About 15,000 chemical depots, keeping to a Transparency International Bangladesh study, are reported to be still in operation in the residential areas of Old Town of Dhaka. The government response to the situation appears to have been limited to occasional, and largely ineffective, eviction drives and promises of relocation. A lack of political will and wide-scale corruption in making delinquent traders adhere to safety rules resulted, as the study says, in a number of fires, including the two at Nimtali and Chawkbazar, in the past. The TIB study, published in September 2020, observes that chemical businesses are still in operation in the area because of the government’s failure to live up to its promises. The study also gives a 10-point recommendation including proper compensation to victim families of the Nimtali and Chawkbazar disasters, an early relocation of hazardous depots and the formation of a national chemical safety committee to stop the recurrence of accidents. Immediately after the devastating Nimtali fire, the government proposed to build a chemical village in Keraniganj for the relocation of chemical stores from the residential areas in Old Town of Dhaka, but it has not been able to do that. Another plan to build a temporary and safe chemical warehouse project in the city’s Shyampur area has also not materialised.

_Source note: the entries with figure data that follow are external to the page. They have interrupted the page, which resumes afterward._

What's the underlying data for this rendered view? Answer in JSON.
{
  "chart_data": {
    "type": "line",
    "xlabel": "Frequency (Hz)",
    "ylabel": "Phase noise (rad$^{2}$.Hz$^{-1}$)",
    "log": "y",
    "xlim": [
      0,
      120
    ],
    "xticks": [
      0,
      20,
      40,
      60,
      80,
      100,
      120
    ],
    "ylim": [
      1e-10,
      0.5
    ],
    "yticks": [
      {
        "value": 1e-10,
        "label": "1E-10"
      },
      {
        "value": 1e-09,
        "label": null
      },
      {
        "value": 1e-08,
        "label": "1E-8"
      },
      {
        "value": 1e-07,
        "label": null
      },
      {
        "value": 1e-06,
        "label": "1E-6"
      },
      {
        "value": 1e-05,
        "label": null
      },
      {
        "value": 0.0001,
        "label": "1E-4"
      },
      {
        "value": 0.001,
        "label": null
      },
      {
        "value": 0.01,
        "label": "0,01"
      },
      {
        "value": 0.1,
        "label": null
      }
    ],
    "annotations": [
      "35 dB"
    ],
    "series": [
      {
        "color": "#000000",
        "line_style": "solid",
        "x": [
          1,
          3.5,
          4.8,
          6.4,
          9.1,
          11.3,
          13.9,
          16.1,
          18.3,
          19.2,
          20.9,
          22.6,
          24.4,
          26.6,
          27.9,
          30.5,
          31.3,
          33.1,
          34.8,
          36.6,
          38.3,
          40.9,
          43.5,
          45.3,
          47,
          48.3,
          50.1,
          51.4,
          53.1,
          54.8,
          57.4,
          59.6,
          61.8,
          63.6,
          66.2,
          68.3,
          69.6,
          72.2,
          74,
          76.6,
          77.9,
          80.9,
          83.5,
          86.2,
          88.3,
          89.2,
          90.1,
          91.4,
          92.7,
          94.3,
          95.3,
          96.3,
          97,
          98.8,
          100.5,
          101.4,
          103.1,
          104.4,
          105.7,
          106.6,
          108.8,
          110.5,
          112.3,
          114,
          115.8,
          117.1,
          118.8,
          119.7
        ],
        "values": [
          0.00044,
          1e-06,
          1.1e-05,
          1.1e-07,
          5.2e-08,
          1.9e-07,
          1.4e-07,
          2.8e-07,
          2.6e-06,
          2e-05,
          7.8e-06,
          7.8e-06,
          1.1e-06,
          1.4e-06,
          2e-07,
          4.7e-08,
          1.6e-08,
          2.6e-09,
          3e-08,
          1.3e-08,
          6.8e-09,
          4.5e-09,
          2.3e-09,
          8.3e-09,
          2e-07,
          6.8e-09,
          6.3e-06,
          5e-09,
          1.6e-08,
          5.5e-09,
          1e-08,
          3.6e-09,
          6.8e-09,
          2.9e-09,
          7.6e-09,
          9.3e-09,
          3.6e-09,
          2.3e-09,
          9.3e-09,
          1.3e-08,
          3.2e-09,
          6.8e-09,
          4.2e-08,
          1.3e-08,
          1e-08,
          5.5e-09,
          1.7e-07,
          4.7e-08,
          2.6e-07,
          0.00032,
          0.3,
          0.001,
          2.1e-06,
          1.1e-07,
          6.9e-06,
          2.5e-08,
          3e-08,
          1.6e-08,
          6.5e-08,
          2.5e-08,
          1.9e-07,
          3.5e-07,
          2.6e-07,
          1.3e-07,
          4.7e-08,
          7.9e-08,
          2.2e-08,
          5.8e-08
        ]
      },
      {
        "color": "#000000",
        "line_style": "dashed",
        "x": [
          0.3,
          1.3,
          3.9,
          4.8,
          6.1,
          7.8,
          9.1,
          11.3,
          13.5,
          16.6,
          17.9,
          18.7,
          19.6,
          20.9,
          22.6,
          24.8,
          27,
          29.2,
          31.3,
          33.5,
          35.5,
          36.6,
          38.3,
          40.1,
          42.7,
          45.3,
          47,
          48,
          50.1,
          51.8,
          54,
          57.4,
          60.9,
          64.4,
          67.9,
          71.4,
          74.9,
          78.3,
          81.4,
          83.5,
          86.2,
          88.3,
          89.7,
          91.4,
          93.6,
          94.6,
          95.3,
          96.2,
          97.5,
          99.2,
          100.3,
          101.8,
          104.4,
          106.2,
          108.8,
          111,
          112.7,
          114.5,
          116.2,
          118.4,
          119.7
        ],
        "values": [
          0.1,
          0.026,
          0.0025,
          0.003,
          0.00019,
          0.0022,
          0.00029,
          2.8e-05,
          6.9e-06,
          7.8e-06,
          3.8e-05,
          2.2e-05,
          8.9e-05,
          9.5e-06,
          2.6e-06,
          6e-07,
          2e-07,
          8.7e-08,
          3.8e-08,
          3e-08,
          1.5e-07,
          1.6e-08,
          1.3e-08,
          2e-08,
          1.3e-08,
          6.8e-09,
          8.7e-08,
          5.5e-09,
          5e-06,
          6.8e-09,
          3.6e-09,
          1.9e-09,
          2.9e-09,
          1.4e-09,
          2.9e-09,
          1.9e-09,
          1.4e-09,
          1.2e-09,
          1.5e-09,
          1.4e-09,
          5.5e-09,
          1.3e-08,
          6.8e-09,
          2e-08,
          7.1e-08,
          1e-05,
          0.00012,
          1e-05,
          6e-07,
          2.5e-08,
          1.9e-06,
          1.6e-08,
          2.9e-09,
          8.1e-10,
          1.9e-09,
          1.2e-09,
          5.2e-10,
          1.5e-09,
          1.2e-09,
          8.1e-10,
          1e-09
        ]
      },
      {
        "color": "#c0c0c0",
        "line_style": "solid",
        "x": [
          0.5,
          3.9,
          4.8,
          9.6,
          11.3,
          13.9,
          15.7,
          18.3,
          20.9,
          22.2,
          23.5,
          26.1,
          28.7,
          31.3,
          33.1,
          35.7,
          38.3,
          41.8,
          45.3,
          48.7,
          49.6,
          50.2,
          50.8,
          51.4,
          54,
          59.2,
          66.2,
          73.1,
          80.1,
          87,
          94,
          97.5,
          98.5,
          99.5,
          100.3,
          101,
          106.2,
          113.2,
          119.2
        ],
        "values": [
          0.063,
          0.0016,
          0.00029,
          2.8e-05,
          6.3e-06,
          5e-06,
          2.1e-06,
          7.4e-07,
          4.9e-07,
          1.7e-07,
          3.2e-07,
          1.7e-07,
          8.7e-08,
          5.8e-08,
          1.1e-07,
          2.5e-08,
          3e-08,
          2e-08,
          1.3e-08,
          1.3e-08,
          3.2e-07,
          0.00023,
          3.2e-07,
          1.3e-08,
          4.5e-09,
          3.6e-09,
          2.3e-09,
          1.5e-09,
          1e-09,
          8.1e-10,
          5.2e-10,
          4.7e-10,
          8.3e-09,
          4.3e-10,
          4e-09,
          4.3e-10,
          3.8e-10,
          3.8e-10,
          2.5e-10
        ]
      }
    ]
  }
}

A complete relocation of the chemical warehouses is what is needed to ensure the safety of the people living in panic in Old Town as they are exposed to, what experts have termed, ‘chemical bombs’ that can detonate any time. The government, in such a situation, must keep its promises and compensate the families of the victims immediately and adequately. The government must also relocate the hazardous chemical industry from Old Town of Dhaka at the earliest. Episodic drives and unimplemented initiatives will not bring about any change and will not ensure the safety of the residents of the area.